Anyway, gotta run. Gotta go. Gotta live. Cheers Darlin'.
Friday, 19 October 2012
The first time. So much desperate anger. So much desperate pain. Desperate desperation. It took a long, long time for all that desperate desolation inside ourselves to be shot through with tiny, burning rays of hope. For the murkiness of blinding confusion to clear just enough. Enough to see a different plan, a different path, a different dream searing its way into existence. Outside of our own wants and the things we had decided (without much authority to do so I might add) we would have. We WOULD have and no one would tell us differently. Until they did. Tell us all we wouldn't have. Then we couldn't fight it. In rushed horror and hurt and grief and even though we felt blindsided...blinded... we at least saw how very very little say we have over anything. How almost laughable is the arrogance of authority. But we saw it from a place far outside of ourselves. Still within, we were screaming, sobbing, pounding bruised fists on hard wooden table tops and dying. Still within there rushed a tidal wave of unchecked devastation.
Then the different path presented itself. We watched details unfold themselves. Watched, hesitant, unsure, almost shy as a brilliant newness sprung to life in our thoughts. Brought hands up to our eyes, roughly pushed tears away. Somewhere in a different place bombs were still exploding. But no longer was it right before our eyes.
Then as if a miracle had occurred, blackness stopped seeping its way into our hearts and lives and a sure and steady strength reached down and grabbed us hard by our bruised hearts and pulled us upright again. We could finally stand up straight and look ahead and believe that hope existed.

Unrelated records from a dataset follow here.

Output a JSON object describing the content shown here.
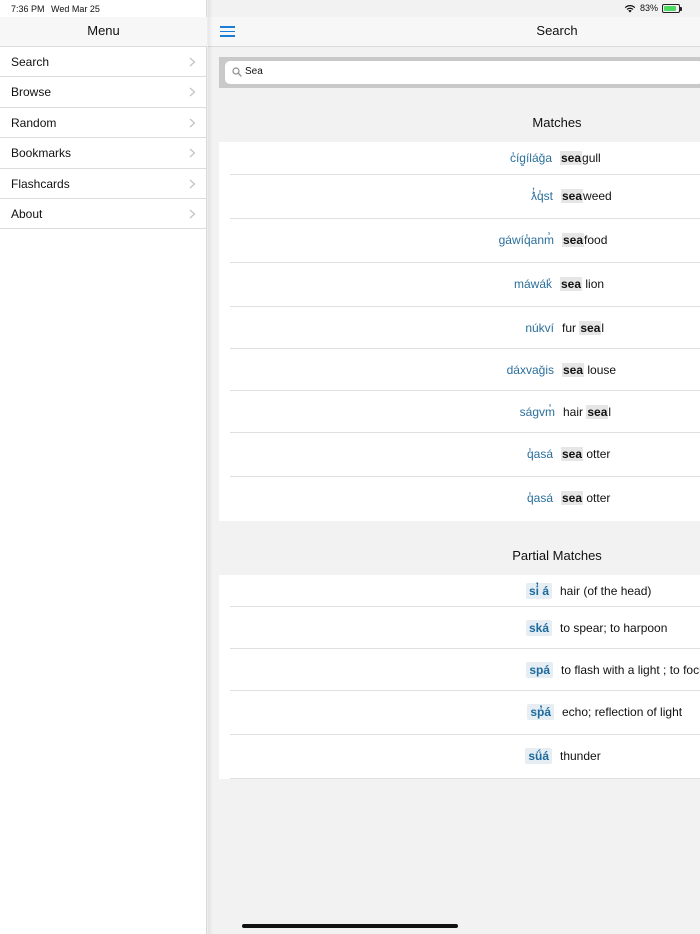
{
  "status": {
    "time": "7:36 PM",
    "date": "Wed Mar 25",
    "battery": "83%",
    "battery_level": 0.83,
    "battery_color": "#4cd964"
  },
  "sidebar": {
    "title": "Menu",
    "items": [
      {
        "label": "Search"
      },
      {
        "label": "Browse"
      },
      {
        "label": "Random"
      },
      {
        "label": "Bookmarks"
      },
      {
        "label": "Flashcards"
      },
      {
        "label": "About"
      }
    ]
  },
  "nav": {
    "title": "Search",
    "menu_icon": "hamburger-icon"
  },
  "search": {
    "value": "Sea",
    "icon": "search-icon"
  },
  "matches": {
    "title": "Matches",
    "rows": [
      {
        "word": "c̓íg̱íláǧa",
        "pre": "",
        "hl": "sea",
        "post": "gull"
      },
      {
        "word": "ƛ̓q̓st",
        "pre": "",
        "hl": "sea",
        "post": "weed"
      },
      {
        "word": "gáwíq̓anm̓",
        "pre": "",
        "hl": "sea",
        "post": "food"
      },
      {
        "word": "máwák̓",
        "pre": "",
        "hl": "sea",
        "post": " lion"
      },
      {
        "word": "núkví",
        "pre": "fur ",
        "hl": "sea",
        "post": "l"
      },
      {
        "word": "dáxvaǧis",
        "pre": "",
        "hl": "sea",
        "post": " louse"
      },
      {
        "word": "ságvm̓",
        "pre": "hair ",
        "hl": "sea",
        "post": "l"
      },
      {
        "word": "q̓asá",
        "pre": "",
        "hl": "sea",
        "post": " otter"
      },
      {
        "word": "q̓asá",
        "pre": "",
        "hl": "sea",
        "post": " otter"
      }
    ]
  },
  "partial": {
    "title": "Partial Matches",
    "rows": [
      {
        "word": "si̓ á",
        "gloss": "hair (of the head)"
      },
      {
        "word": "ská",
        "gloss": "to spear; to harpoon"
      },
      {
        "word": "spá",
        "gloss": "to flash with a light ; to focus a flashlight on someth"
      },
      {
        "word": "sp̓á",
        "gloss": "echo; reflection of light"
      },
      {
        "word": "sǘá",
        "gloss": "thunder"
      }
    ]
  },
  "colors": {
    "accent": "#1a7fd4",
    "word": "#2a6f9c"
  }
}
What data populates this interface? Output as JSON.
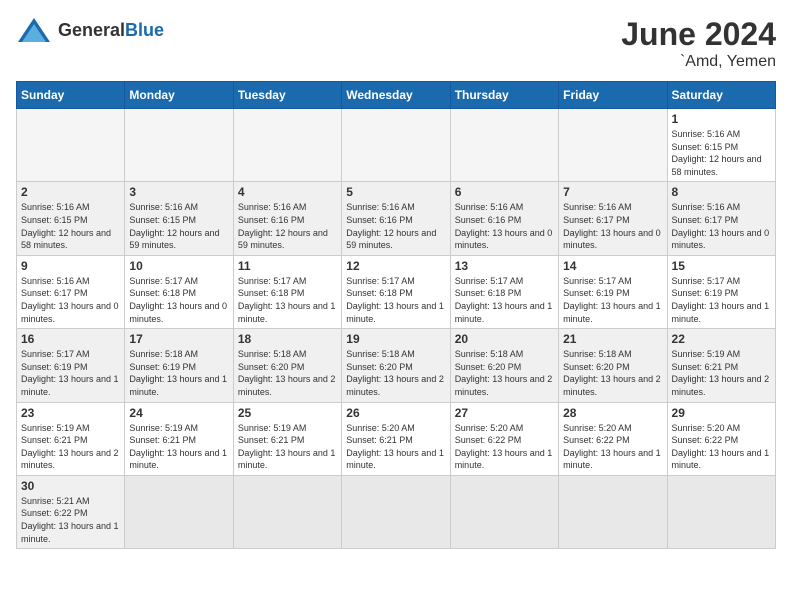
{
  "header": {
    "logo_general": "General",
    "logo_blue": "Blue",
    "month_year": "June 2024",
    "location": "`Amd, Yemen"
  },
  "days_of_week": [
    "Sunday",
    "Monday",
    "Tuesday",
    "Wednesday",
    "Thursday",
    "Friday",
    "Saturday"
  ],
  "weeks": [
    {
      "days": [
        {
          "num": "",
          "empty": true
        },
        {
          "num": "",
          "empty": true
        },
        {
          "num": "",
          "empty": true
        },
        {
          "num": "",
          "empty": true
        },
        {
          "num": "",
          "empty": true
        },
        {
          "num": "",
          "empty": true
        },
        {
          "num": "1",
          "info": "Sunrise: 5:16 AM\nSunset: 6:15 PM\nDaylight: 12 hours\nand 58 minutes."
        }
      ]
    },
    {
      "days": [
        {
          "num": "2",
          "info": "Sunrise: 5:16 AM\nSunset: 6:15 PM\nDaylight: 12 hours\nand 58 minutes."
        },
        {
          "num": "3",
          "info": "Sunrise: 5:16 AM\nSunset: 6:15 PM\nDaylight: 12 hours\nand 59 minutes."
        },
        {
          "num": "4",
          "info": "Sunrise: 5:16 AM\nSunset: 6:16 PM\nDaylight: 12 hours\nand 59 minutes."
        },
        {
          "num": "5",
          "info": "Sunrise: 5:16 AM\nSunset: 6:16 PM\nDaylight: 12 hours\nand 59 minutes."
        },
        {
          "num": "6",
          "info": "Sunrise: 5:16 AM\nSunset: 6:16 PM\nDaylight: 13 hours\nand 0 minutes."
        },
        {
          "num": "7",
          "info": "Sunrise: 5:16 AM\nSunset: 6:17 PM\nDaylight: 13 hours\nand 0 minutes."
        },
        {
          "num": "8",
          "info": "Sunrise: 5:16 AM\nSunset: 6:17 PM\nDaylight: 13 hours\nand 0 minutes."
        }
      ]
    },
    {
      "days": [
        {
          "num": "9",
          "info": "Sunrise: 5:16 AM\nSunset: 6:17 PM\nDaylight: 13 hours\nand 0 minutes."
        },
        {
          "num": "10",
          "info": "Sunrise: 5:17 AM\nSunset: 6:18 PM\nDaylight: 13 hours\nand 0 minutes."
        },
        {
          "num": "11",
          "info": "Sunrise: 5:17 AM\nSunset: 6:18 PM\nDaylight: 13 hours\nand 1 minute."
        },
        {
          "num": "12",
          "info": "Sunrise: 5:17 AM\nSunset: 6:18 PM\nDaylight: 13 hours\nand 1 minute."
        },
        {
          "num": "13",
          "info": "Sunrise: 5:17 AM\nSunset: 6:18 PM\nDaylight: 13 hours\nand 1 minute."
        },
        {
          "num": "14",
          "info": "Sunrise: 5:17 AM\nSunset: 6:19 PM\nDaylight: 13 hours\nand 1 minute."
        },
        {
          "num": "15",
          "info": "Sunrise: 5:17 AM\nSunset: 6:19 PM\nDaylight: 13 hours\nand 1 minute."
        }
      ]
    },
    {
      "days": [
        {
          "num": "16",
          "info": "Sunrise: 5:17 AM\nSunset: 6:19 PM\nDaylight: 13 hours\nand 1 minute."
        },
        {
          "num": "17",
          "info": "Sunrise: 5:18 AM\nSunset: 6:19 PM\nDaylight: 13 hours\nand 1 minute."
        },
        {
          "num": "18",
          "info": "Sunrise: 5:18 AM\nSunset: 6:20 PM\nDaylight: 13 hours\nand 2 minutes."
        },
        {
          "num": "19",
          "info": "Sunrise: 5:18 AM\nSunset: 6:20 PM\nDaylight: 13 hours\nand 2 minutes."
        },
        {
          "num": "20",
          "info": "Sunrise: 5:18 AM\nSunset: 6:20 PM\nDaylight: 13 hours\nand 2 minutes."
        },
        {
          "num": "21",
          "info": "Sunrise: 5:18 AM\nSunset: 6:20 PM\nDaylight: 13 hours\nand 2 minutes."
        },
        {
          "num": "22",
          "info": "Sunrise: 5:19 AM\nSunset: 6:21 PM\nDaylight: 13 hours\nand 2 minutes."
        }
      ]
    },
    {
      "days": [
        {
          "num": "23",
          "info": "Sunrise: 5:19 AM\nSunset: 6:21 PM\nDaylight: 13 hours\nand 2 minutes."
        },
        {
          "num": "24",
          "info": "Sunrise: 5:19 AM\nSunset: 6:21 PM\nDaylight: 13 hours\nand 1 minute."
        },
        {
          "num": "25",
          "info": "Sunrise: 5:19 AM\nSunset: 6:21 PM\nDaylight: 13 hours\nand 1 minute."
        },
        {
          "num": "26",
          "info": "Sunrise: 5:20 AM\nSunset: 6:21 PM\nDaylight: 13 hours\nand 1 minute."
        },
        {
          "num": "27",
          "info": "Sunrise: 5:20 AM\nSunset: 6:22 PM\nDaylight: 13 hours\nand 1 minute."
        },
        {
          "num": "28",
          "info": "Sunrise: 5:20 AM\nSunset: 6:22 PM\nDaylight: 13 hours\nand 1 minute."
        },
        {
          "num": "29",
          "info": "Sunrise: 5:20 AM\nSunset: 6:22 PM\nDaylight: 13 hours\nand 1 minute."
        }
      ]
    },
    {
      "days": [
        {
          "num": "30",
          "info": "Sunrise: 5:21 AM\nSunset: 6:22 PM\nDaylight: 13 hours\nand 1 minute."
        },
        {
          "num": "",
          "empty": true
        },
        {
          "num": "",
          "empty": true
        },
        {
          "num": "",
          "empty": true
        },
        {
          "num": "",
          "empty": true
        },
        {
          "num": "",
          "empty": true
        },
        {
          "num": "",
          "empty": true
        }
      ]
    }
  ]
}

Somewhere far away, eight months before the end of an unspeakably terrible war that took 100 000 lives, a little boy was conceived. Amid the chaos and confusion of a suffering country, one life, the life that would come to mean everything to us, began.
And so, beauty in the form of a little boy full of spirit and joy came to us from a most unlikely place.
And so for us, our burden of pain became a burden of love, and beauty leaped up, fiery and alive, from the ashes of what appeared to be the destruction of our hopes and dreams. It took a long time to understand that destruction was the only way to bring forth newness and growth.